What was the inspiration behind your last EP?

Troy: A bunch of different things. To me, this is the first time I’m saying this on record, and I’m not sure if he feels the same way, but at this point that record to me is like a demo. And when we look forward to what we are doing everything is more polished. That was kind of just a collection of different feelings we had at that time and over the years. Half that tape is actually kind of old. The song “wasted youth” the title song we started working on that like 2 years before we even finished writing it and of course its actual release. I think the concept has to do with people wasting away in different forms but we manifested those feelings in all different areas from a standing tough perspective to an actual wasted youth.

Louie: A lot of it was from past inspiration so it’s more youthful. It’s kind of why its in the name. It speaks volumes of youth. There is no swearing, it’s more a learning process.

You put out a single “Mint”, is that for a new project or album”

Louie: That's a new single it won’t be on the new album. It was a song that we wrote that came out really quick. We started performing it and adding it to our set list.

Troy: It bangs as they say.

Louie: We got a lot of positive feedback. When we were filming a couple scenes for the wasted youth video that never made it in there we went to the studio and did a scene. And to use the studio we thought we might as well record a song and we just went with that one. Because it was super quick. It spoke volumes to us at that time.

Troy: It came out really well. So why not release it.

You are working on a new project.

Louie: Yes

Troy: Yes

What are some of the differences and similarities between your first EP and this project that you are working on?

Troy: I think off top difference and something that even takes it to a new level is that project has a definitive direction. We are still figuring some things out like skits and placement and everything. But we sat down and talked about the idea of what this is about. As far as similarities we both have this call to jazz and I would say more soulful beats or just soulful music. So I think that is reflected a good amount in most of the tape but on the flip side we recognize what time it is. It’s about to be 2020 and culture, hip hop culture is shifting and the new 808s and the hi hats and just a different sound. He is definitely more of the majority of the beat man in the group. At times I’ve been a little bit reluctant bug mostly I’ve caught on to what he has put out. The elevated style.

Louie: The title is called “Crusty Vibes”. Which was the first beat that we listened to together that Justin made. While we were listening to that beat (this is within the first 10 or 15 minutes of meeting each other) I drew a face and that’s become one of the first copy written designs that we have and one of the new designs that we are going to use. The name kinda speaks for itself, its kind of a grimy yet here in the moment kind of thing.

Why should people listen to your music?

Troy: You shouldn’t unless you feel it.

Louie: You should listen to it just to experience something new.
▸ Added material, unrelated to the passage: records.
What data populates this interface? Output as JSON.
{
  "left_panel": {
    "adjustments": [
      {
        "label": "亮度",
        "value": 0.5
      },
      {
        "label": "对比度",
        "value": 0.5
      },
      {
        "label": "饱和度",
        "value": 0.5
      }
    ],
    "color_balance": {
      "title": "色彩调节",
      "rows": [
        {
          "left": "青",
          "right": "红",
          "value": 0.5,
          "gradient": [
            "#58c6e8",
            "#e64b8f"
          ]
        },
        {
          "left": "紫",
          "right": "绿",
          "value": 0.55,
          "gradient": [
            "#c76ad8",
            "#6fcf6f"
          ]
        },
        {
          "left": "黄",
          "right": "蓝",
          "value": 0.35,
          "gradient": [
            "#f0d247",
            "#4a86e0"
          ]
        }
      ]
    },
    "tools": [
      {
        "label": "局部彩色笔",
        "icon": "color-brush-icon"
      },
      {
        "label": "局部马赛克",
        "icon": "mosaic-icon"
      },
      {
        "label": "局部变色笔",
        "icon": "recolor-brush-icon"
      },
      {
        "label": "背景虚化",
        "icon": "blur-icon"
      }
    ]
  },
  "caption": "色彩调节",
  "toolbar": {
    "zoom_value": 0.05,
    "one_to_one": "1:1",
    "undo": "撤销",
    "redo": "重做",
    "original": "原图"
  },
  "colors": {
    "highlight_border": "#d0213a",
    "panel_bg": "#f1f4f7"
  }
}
If you’ve never heard of us, just do it. Take a new approach to life today and just check it out. If not, be lame and go do your same routine.

Troy: I stand by my first statement, but I think one comment that we often receive is “I didn’t like Hip hop and then I heard you guys and I like it now”. We are trying to give you a new feeling that hip hop culture represents. Which is awareness movement. Hip is awareness. Hop is movement. Look more into that and if you want to know about yourself and relate, maybe cry, maybe laugh listen to us. And buy a t-shirt and bunch of other merch so we can eat.

Louie: We got lunch boxes coming

Troy: You can put the lunch that you can’t afford because you bought the lunch box in there and then we can buy lunch and that’s really what counts.